The first thing you should have AI write is a comprehensive test suite. Then have it implement the main functionality. If the tests pass that is one level of verification.

In addition you can have one AI check another AI's code. I routinely copy/paste code from Claude to ChatGPT and Gemini have them check each other's code. This works very well. During the process I have my own eyes verify the code as well.

void-star 9 hours ago||

The advice that everyone seemed to agree on at least just a few months ago was to make sure _you_ write the comprehensive tests/specs and this is what I still would recommend doing to anyone asking. I guess even this may be falling out of fashion though…

p1necone 9 hours ago|||

Generate with carefully steered AI, sanity check carefully. For a big enough project writing actually comprehensive test coverage completely by hand could be months of work.

Even state of the art AI models seem to have no taste, or sense of 'hang on, what's even the point of this test' so I've seen them diligently write hundreds of completely pointless tests and sometimes the reason they're pointless is some subtle thing that's hard to notice amongst all the legit looking expect code.

lateforwork 5 hours ago|||

There is no need to write tests manually.
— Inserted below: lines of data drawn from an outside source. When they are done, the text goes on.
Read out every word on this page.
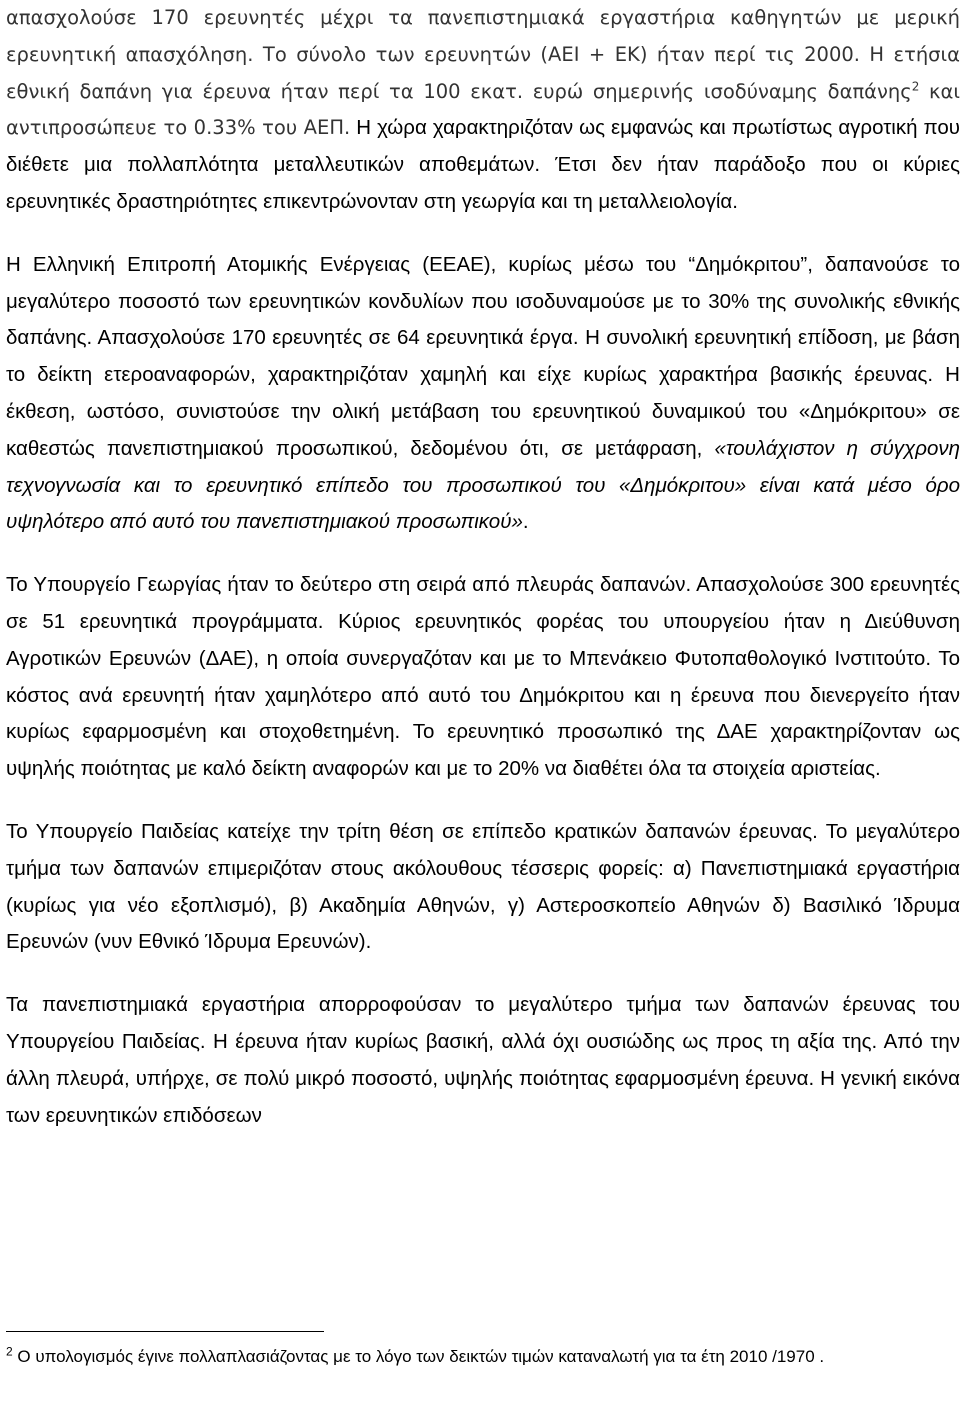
απασχολούσε 170 ερευνητές μέχρι τα πανεπιστημιακά εργαστήρια καθηγητών με μερική ερευνητική απασχόληση. Το σύνολο των ερευνητών (ΑΕΙ + ΕΚ) ήταν περί τις 2000. Η ετήσια εθνική δαπάνη για έρευνα ήταν περί τα 100 εκατ. ευρώ σημερινής ισοδύναμης δαπάνης$^2$ και αντιπροσώπευε το 0.33% του ΑΕΠ. Η χώρα χαρακτηριζόταν ως εμφανώς και πρωτίστως αγροτική που διέθετε μια πολλαπλότητα μεταλλευτικών αποθεμάτων. Έτσι δεν ήταν παράδοξο που οι κύριες ερευνητικές δραστηριότητες επικεντρώνονταν στη γεωργία και τη μεταλλειολογία.

Η Ελληνική Επιτροπή Ατομικής Ενέργειας (ΕΕΑΕ), κυρίως μέσω του “Δημόκριτου”, δαπανούσε το μεγαλύτερο ποσοστό των ερευνητικών κονδυλίων που ισοδυναμούσε με το 30% της συνολικής εθνικής δαπάνης. Απασχολούσε 170 ερευνητές σε 64 ερευνητικά έργα. Η συνολική ερευνητική επίδοση, με βάση το δείκτη ετεροαναφορών, χαρακτηριζόταν χαμηλή και είχε κυρίως χαρακτήρα βασικής έρευνας. Η έκθεση, ωστόσο, συνιστούσε την ολική μετάβαση του ερευνητικού δυναμικού του «Δημόκριτου» σε καθεστώς πανεπιστημιακού προσωπικού, δεδομένου ότι, σε μετάφραση, «τουλάχιστον η σύγχρονη τεχνογνωσία και το ερευνητικό επίπεδο του προσωπικού του «Δημόκριτου» είναι κατά μέσο όρο υψηλότερο από αυτό του πανεπιστημιακού προσωπικού».

Το Υπουργείο Γεωργίας ήταν το δεύτερο στη σειρά από πλευράς δαπανών. Απασχολούσε 300 ερευνητές σε 51 ερευνητικά προγράμματα. Κύριος ερευνητικός φορέας του υπουργείου ήταν η Διεύθυνση Αγροτικών Ερευνών (ΔΑΕ), η οποία συνεργαζόταν και με το Μπενάκειο Φυτοπαθολογικό Ινστιτούτο. Το κόστος ανά ερευνητή ήταν χαμηλότερο από αυτό του Δημόκριτου και η έρευνα που διενεργείτο ήταν κυρίως εφαρμοσμένη και στοχοθετημένη. Το ερευνητικό προσωπικό της ΔΑΕ χαρακτηρίζονταν ως υψηλής ποιότητας με καλό δείκτη αναφορών και με το 20% να διαθέτει όλα τα στοιχεία αριστείας.

Το Υπουργείο Παιδείας κατείχε την τρίτη θέση σε επίπεδο κρατικών δαπανών έρευνας. Το μεγαλύτερο τμήμα των δαπανών επιμεριζόταν στους ακόλουθους τέσσερις φορείς: α) Πανεπιστημιακά εργαστήρια (κυρίως για νέο εξοπλισμό), β) Ακαδημία Αθηνών, γ) Αστεροσκοπείο Αθηνών δ) Βασιλικό Ίδρυμα Ερευνών (νυν Εθνικό Ίδρυμα Ερευνών).

Τα πανεπιστημιακά εργαστήρια απορροφούσαν το μεγαλύτερο τμήμα των δαπανών έρευνας του Υπουργείου Παιδείας. Η έρευνα ήταν κυρίως βασική, αλλά όχι ουσιώδης ως προς τη αξία της. Από την άλλη πλευρά, υπήρχε, σε πολύ μικρό ποσοστό, υψηλής ποιότητας εφαρμοσμένη έρευνα. Η γενική εικόνα των ερευνητικών επιδόσεων

$^2$ Ο υπολογισμός έγινε πολλαπλασιάζοντας με το λόγο των δεικτών τιμών καταναλωτή για τα έτη 2010 /1970 .
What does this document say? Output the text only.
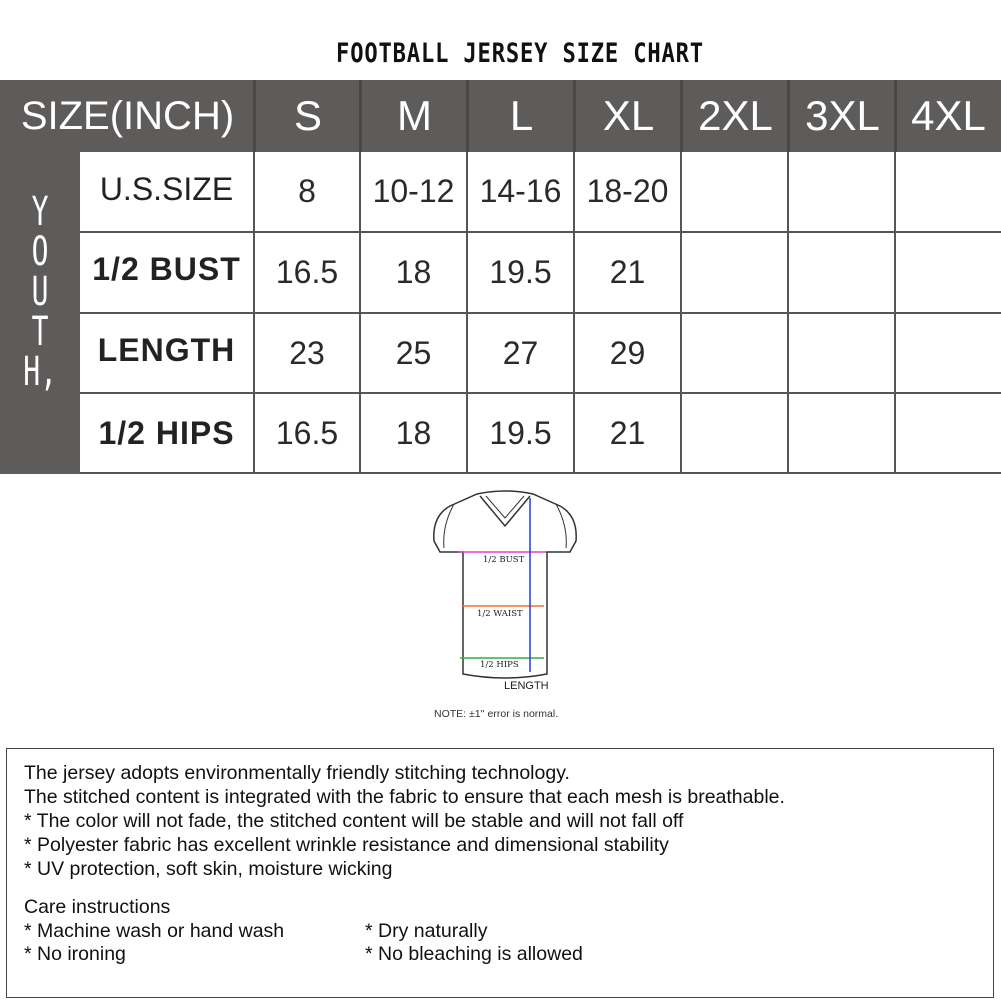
FOOTBALL JERSEY SIZE CHART
SIZE(INCH)	S	M	L	XL	2XL 3XL 4XL
Y
O
U
T
H,
U.S.SIZE	8	10-12 14-16 18-20
1/2 BUST	16.5	18	19.5	21
LENGTH	23	25	27	29
1/2 HIPS	16.5	18	19.5	21
1/2 BUST
1/2 WAIST
1/2 HIPS
LENGTH
NOTE: ±1'' error is normal.
The jersey adopts environmentally friendly stitching technology.
The stitched content is integrated with the fabric to ensure that each mesh is breathable.
* The color will not fade, the stitched content will be stable and will not fall off
* Polyester fabric has excellent wrinkle resistance and dimensional stability
* UV protection, soft skin, moisture wicking
Care instructions
* Machine wash or hand wash	* Dry naturally
* No ironing	* No bleaching is allowed
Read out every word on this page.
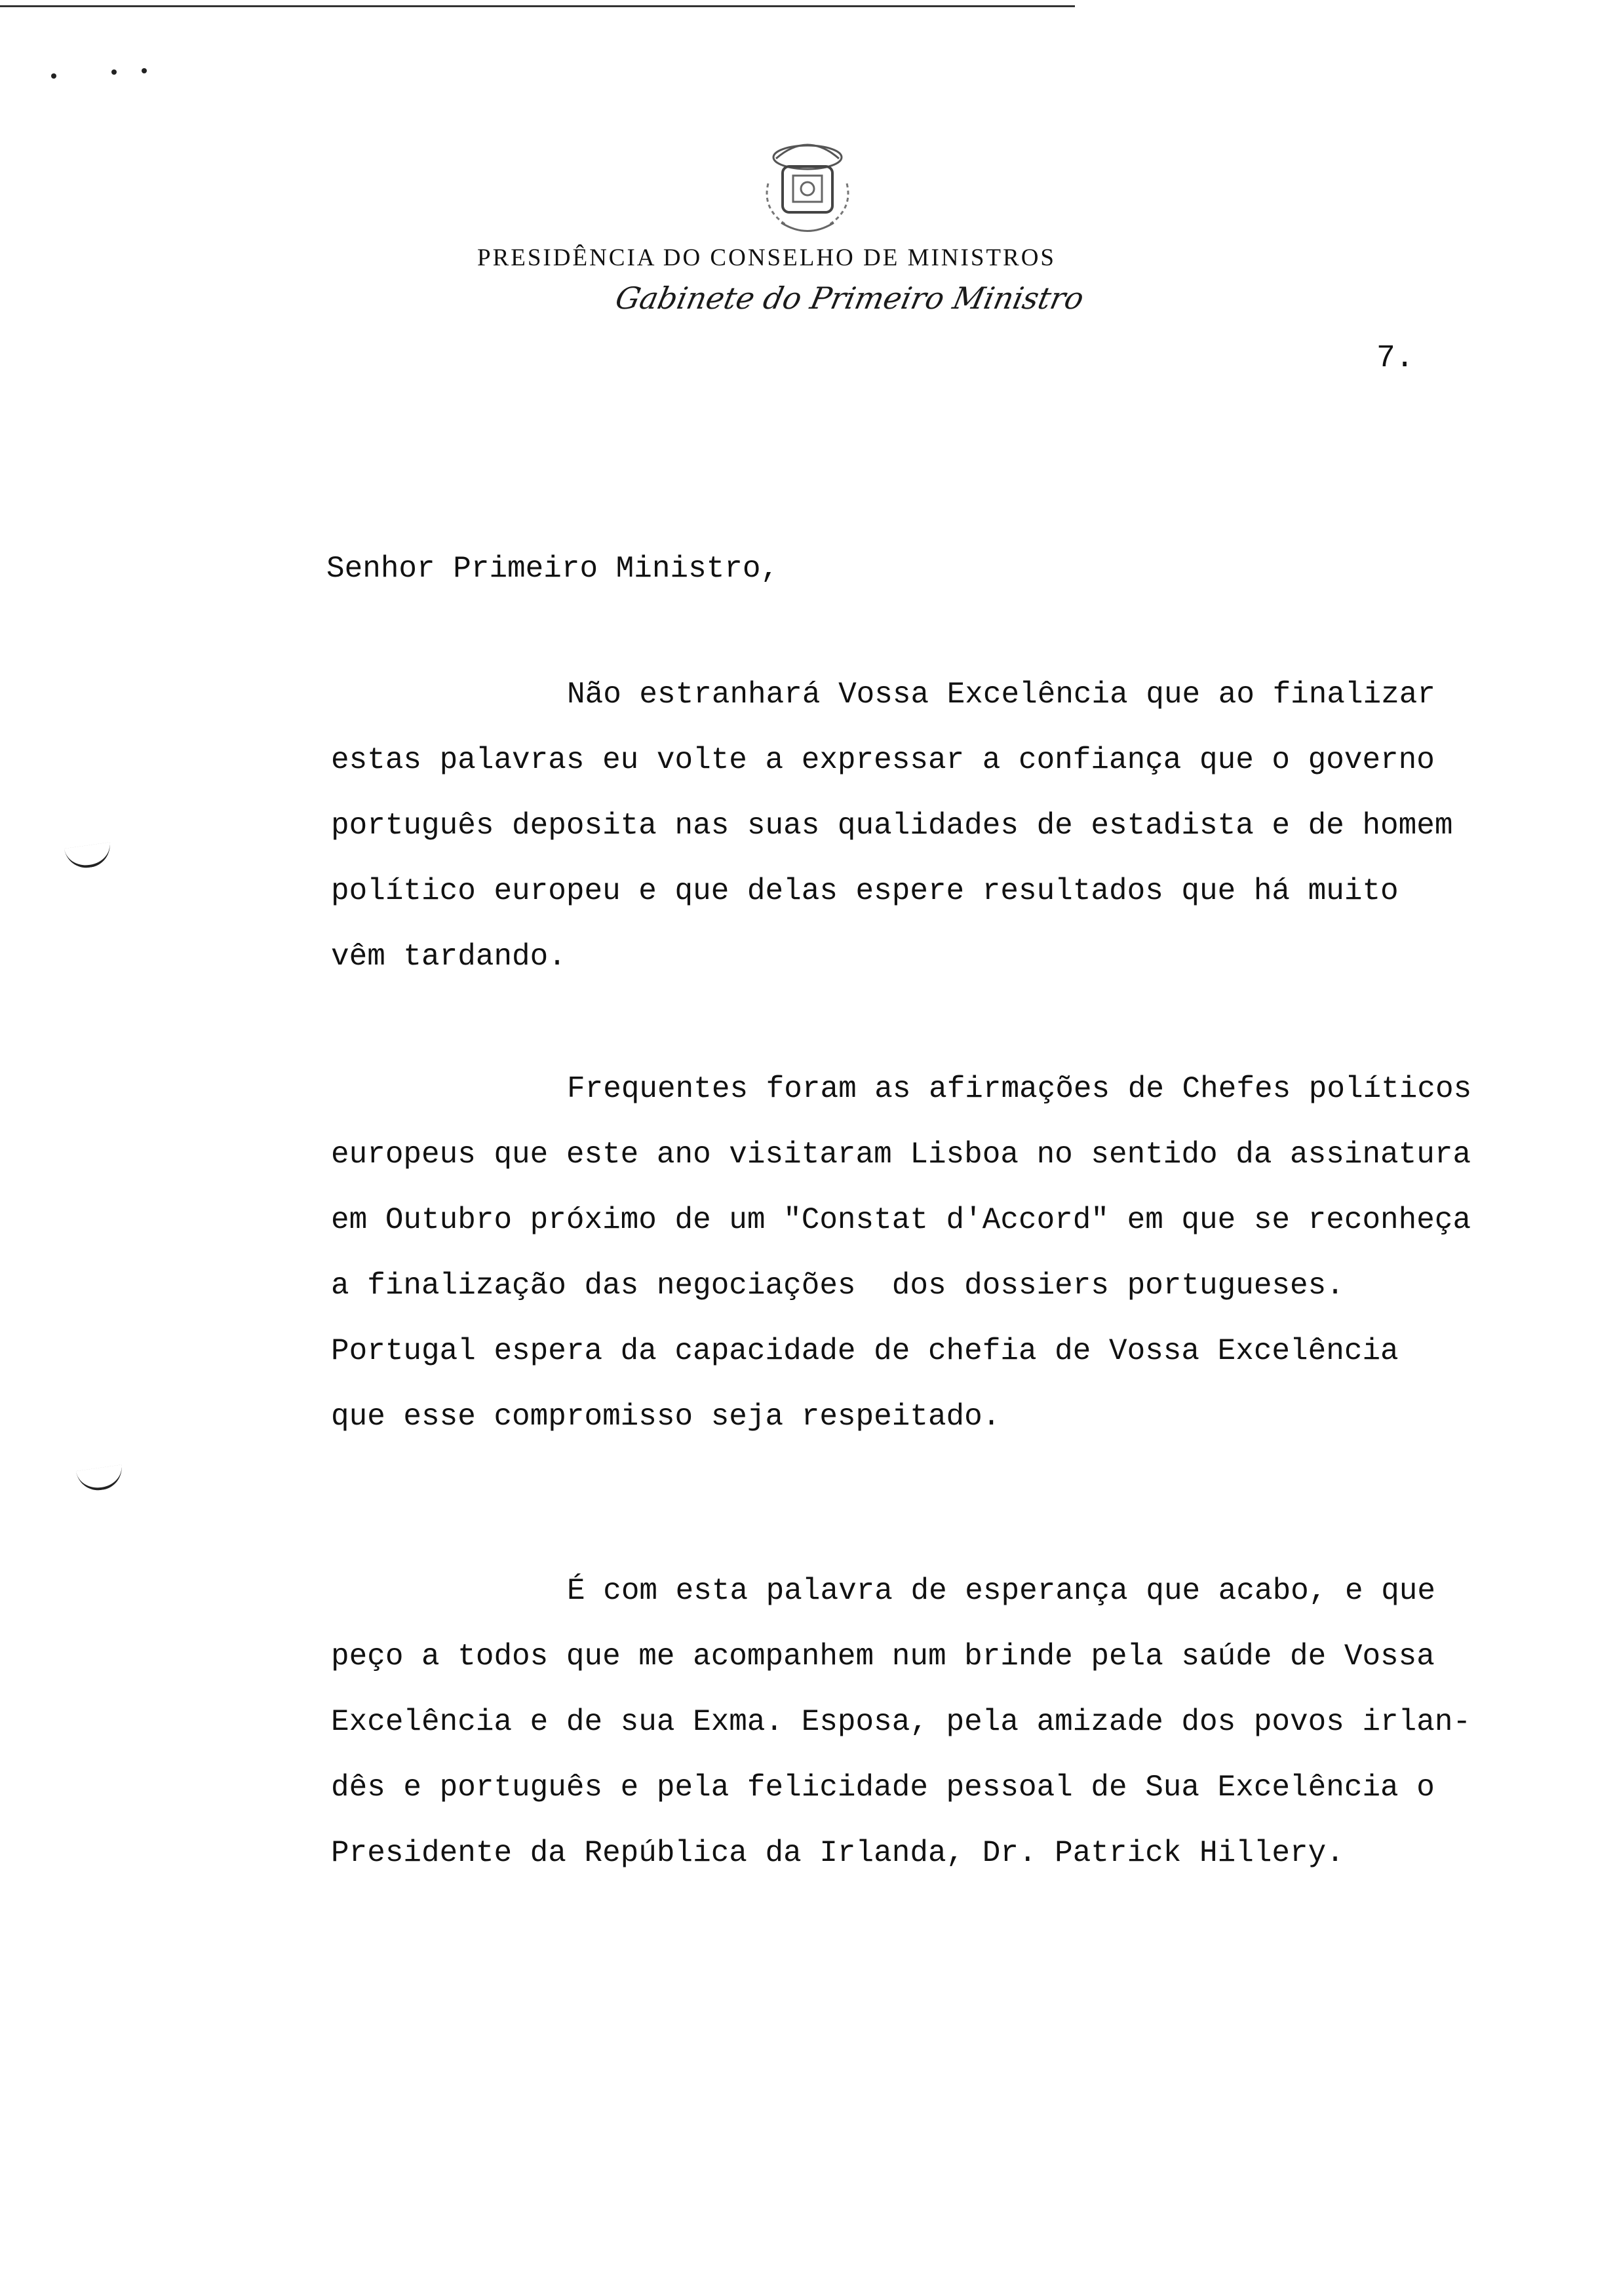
PRESIDÊNCIA DO CONSELHO DE MINISTROS
Gabinete do Primeiro Ministro
7.
Senhor Primeiro Ministro,
Não estranhará Vossa Excelência que ao finalizar
estas palavras eu volte a expressar a confiança que o governo
português deposita nas suas qualidades de estadista e de homem
político europeu e que delas espere resultados que há muito
vêm tardando.
Frequentes foram as afirmações de Chefes políticos
europeus que este ano visitaram Lisboa no sentido da assinatura
em Outubro próximo de um "Constat d'Accord" em que se reconheça
a finalização das negociações  dos dossiers portugueses.
Portugal espera da capacidade de chefia de Vossa Excelência
que esse compromisso seja respeitado.
É com esta palavra de esperança que acabo, e que
peço a todos que me acompanhem num brinde pela saúde de Vossa
Excelência e de sua Exma. Esposa, pela amizade dos povos irlan-
dês e português e pela felicidade pessoal de Sua Excelência o
Presidente da República da Irlanda, Dr. Patrick Hillery.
Just review the tests, and make sure there is good coverage, if there isn't ask AI for additional tests and give it guidance.

throwaway613746 8 hours ago||

[dead]

phantomathkg 4 hours ago||

Human writes the requirements, contains flaw. Human or AI translate that to specifications, and eventually code.

It does not matter if the middle man is human or AI, or written in "traditional language" or "formal verification". Bugs will be there as human failed to defined a bullet proof requirements.